Oscar Romero, Martyr

Today (February 3) the Holy Father received in audience the Prefect of the Congregation of the Causes of Saints and authorized the Congregation's promulgation of a decree acknowledging the martyrdom of Servant of God Oscar Romero (1917-1980), who is now officially declared to have been killed out of hatred of the faith (ucciso in odio alla fede).

Romero's cause for canonization has been vigorously advocated by many (especially in Latin America) for quite some time. It has also, however, been something of a political hot potato, because of continued controversy about how to interpret his role in the complicated political conflict of the time. Romero was one of some 75,000 who may have met violent deaths during El Salvador's notorious civil war. His murder inevitably associated him with one side in that civil war, despite the fact that he was in many ways a priest of very traditional piety and was hardly a Marxist in any philosophical sense.

Politics aside, the substantive concern about acknowledging Romero as a martyr was whether his murder met the traditional criterion of being done out of opposition to the faith. It could be argued that he was killed because of his political advocacy, that his killers (presumably also at least nominal members of the Church) were motivated more b political hatred than by religious hatred. 

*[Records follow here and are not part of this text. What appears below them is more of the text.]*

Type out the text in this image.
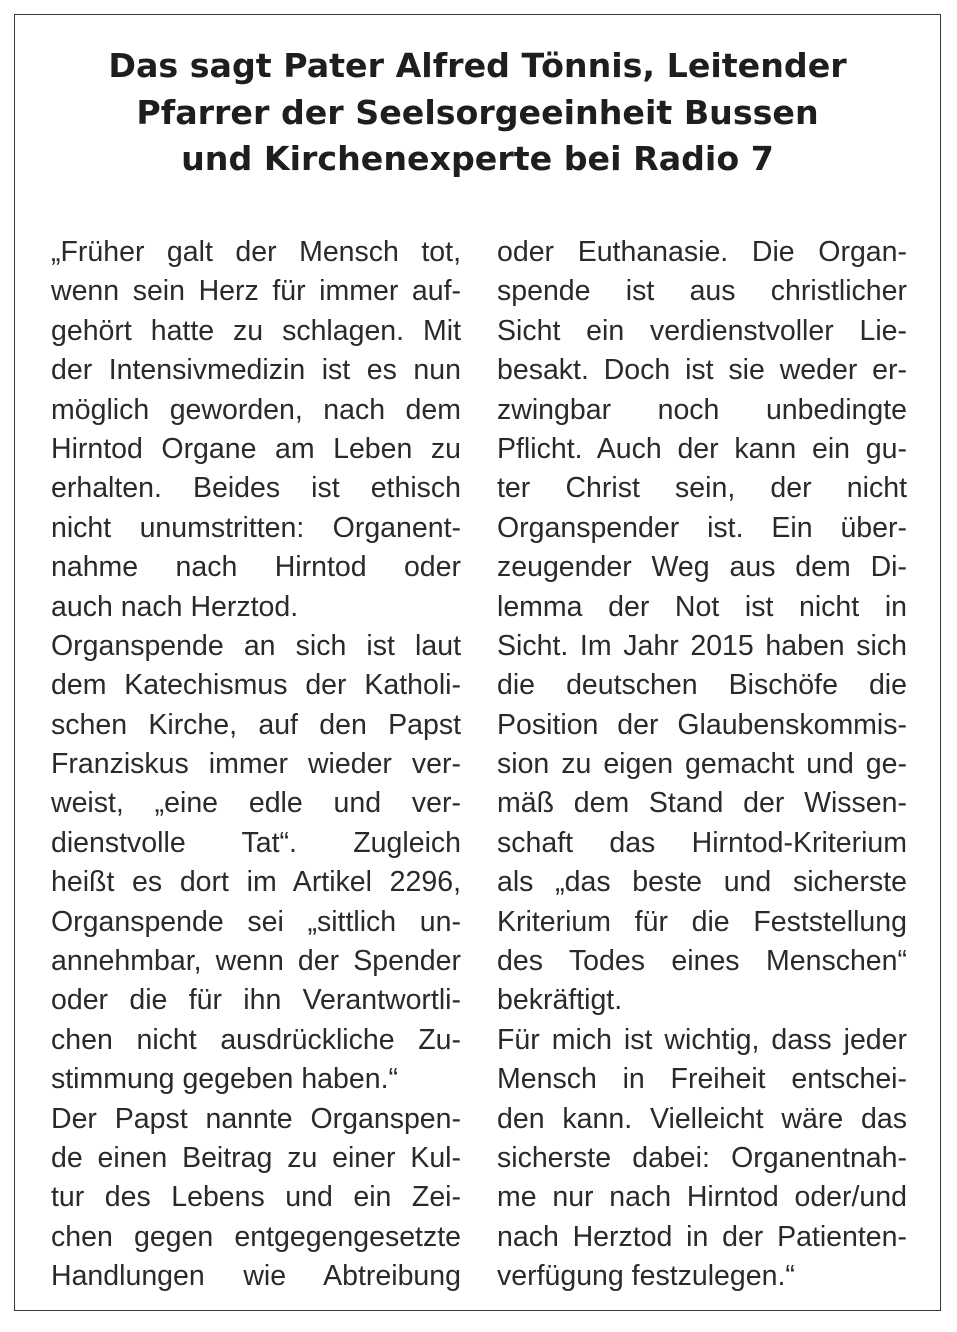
Das sagt Pater Alfred Tönnis, Leitender
Pfarrer der Seelsorgeeinheit Bussen
und Kirchenexperte bei Radio 7
„Früher galt der Mensch tot,
wenn sein Herz für immer auf-
gehört hatte zu schlagen. Mit
der Intensivmedizin ist es nun
möglich geworden, nach dem
Hirntod Organe am Leben zu
erhalten. Beides ist ethisch
nicht unumstritten: Organent-
nahme nach Hirntod oder
auch nach Herztod.
Organspende an sich ist laut
dem Katechismus der Katholi-
schen Kirche, auf den Papst
Franziskus immer wieder ver-
weist, „eine edle und ver-
dienstvolle Tat“. Zugleich
heißt es dort im Artikel 2296,
Organspende sei „sittlich un-
annehmbar, wenn der Spender
oder die für ihn Verantwortli-
chen nicht ausdrückliche Zu-
stimmung gegeben haben.“
Der Papst nannte Organspen-
de einen Beitrag zu einer Kul-
tur des Lebens und ein Zei-
chen gegen entgegengesetzte
Handlungen wie Abtreibung
oder Euthanasie. Die Organ-
spende ist aus christlicher
Sicht ein verdienstvoller Lie-
besakt. Doch ist sie weder er-
zwingbar noch unbedingte
Pflicht. Auch der kann ein gu-
ter Christ sein, der nicht
Organspender ist. Ein über-
zeugender Weg aus dem Di-
lemma der Not ist nicht in
Sicht. Im Jahr 2015 haben sich
die deutschen Bischöfe die
Position der Glaubenskommis-
sion zu eigen gemacht und ge-
mäß dem Stand der Wissen-
schaft das Hirntod-Kriterium
als „das beste und sicherste
Kriterium für die Feststellung
des Todes eines Menschen“
bekräftigt.
Für mich ist wichtig, dass jeder
Mensch in Freiheit entschei-
den kann. Vielleicht wäre das
sicherste dabei: Organentnah-
me nur nach Hirntod oder/und
nach Herztod in der Patienten-
verfügung festzulegen.“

There may indeed be something to that argument. But could not one say something similar about the case of Saint Thomas Becket, for example? Becket, after all, was killed as part of a power struggle between the Church and England's King Henry II. While the rights and freedom fo the Church were in some sense at stake, the presenting issue was whether civil courts should have jurisdiction in criminal case over clergy or whether they should be exempt from such jurisdiction and subject solely to the disciplinary authority of the Church. Not only does the Church no longer make such claims in the modern world, but in today's climate is increasingly challenged to cooperate completely with civil authorities in criminal cases involving the clergy.

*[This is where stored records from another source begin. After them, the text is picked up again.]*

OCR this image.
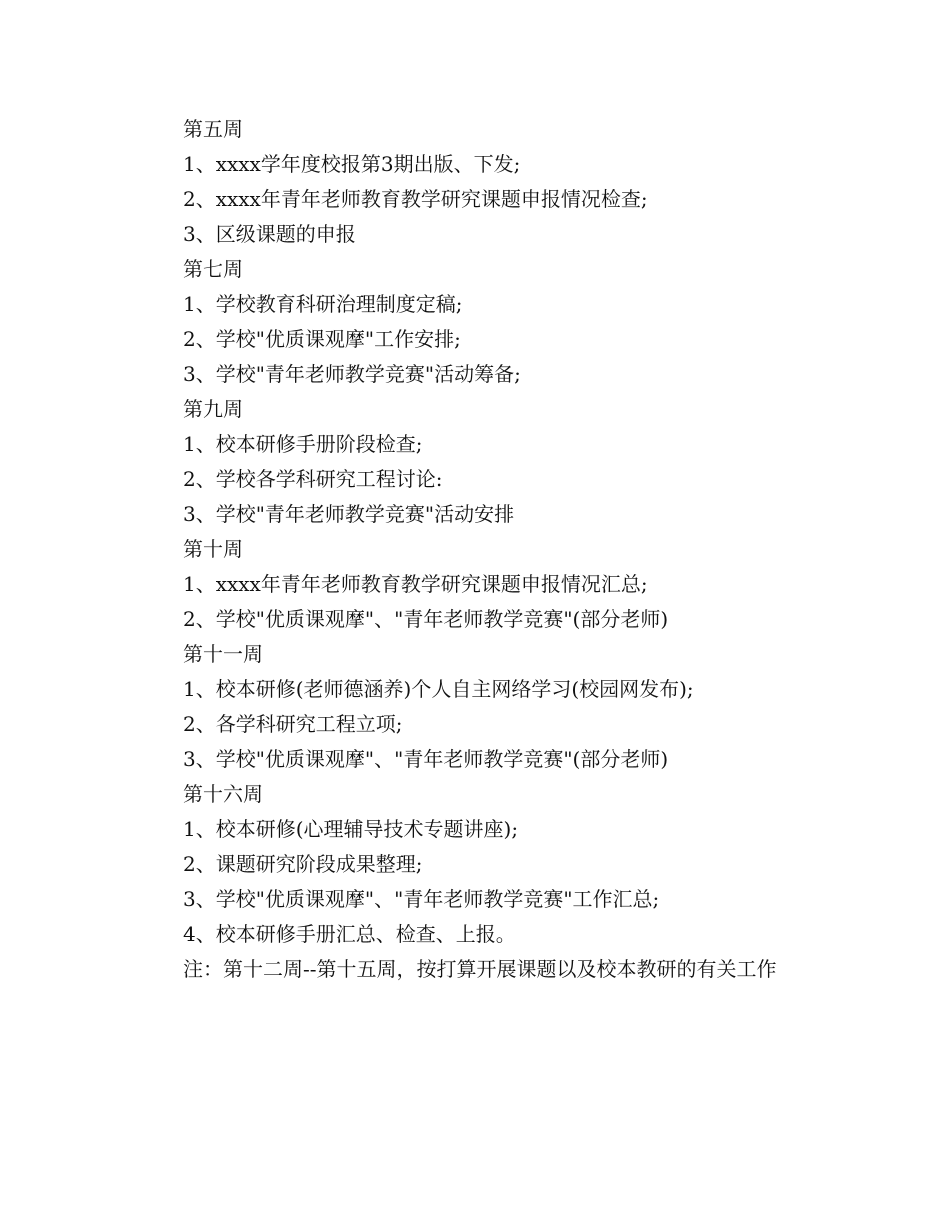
第五周

1、xxxx学年度校报第3期出版、下发;

2、xxxx年青年老师教育教学研究课题申报情况检查;

3、区级课题的申报

第七周

1、学校教育科研治理制度定稿;

2、学校"优质课观摩"工作安排;

3、学校"青年老师教学竞赛"活动筹备;

第九周

1、校本研修手册阶段检查;

2、学校各学科研究工程讨论:

3、学校"青年老师教学竞赛"活动安排

第十周

1、xxxx年青年老师教育教学研究课题申报情况汇总;

2、学校"优质课观摩"、"青年老师教学竞赛"(部分老师)

第十一周

1、校本研修(老师德涵养)个人自主网络学习(校园网发布);

2、各学科研究工程立项;

3、学校"优质课观摩"、"青年老师教学竞赛"(部分老师)

第十六周

1、校本研修(心理辅导技术专题讲座);

2、课题研究阶段成果整理;

3、学校"优质课观摩"、"青年老师教学竞赛"工作汇总;

4、校本研修手册汇总、检查、上报。

注：第十二周--第十五周，按打算开展课题以及校本教研的有关工作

Of course, Becket was murdered in his own cathedral where he was about to celebrate Vespers, a sacrilege which shocked Christian Europe. Undoubtedly that strengthened his cause. But, of course, Romero was also sacrilegiously killed - in his case, in the very act of celebrating Mass. In both cases, the sacrilegious character of the crime contributes to the presumption that the killers were attacking him as a religious figure. Certainly his political opponents were attacking a political enemy, whose opposition they recognized as motivated by religion. Likewise, Romero's opponents were certainly attacking someone they saw as a political enemy, but a political enemy whose religious motivation they implicitly acknowledged by murdering him as they did at Mass.

Other recent causes (e.g., Saint Maria Goretti and Saint Maximilian Kolbe) have also amplified our understanding of the appropriate criteria of martyrdom. The case of Archbishop Romero, whose beatification we may now confidently expect to follow sometime soon continues this important development in our appreciation of martyrdom in the life and mission of the Church.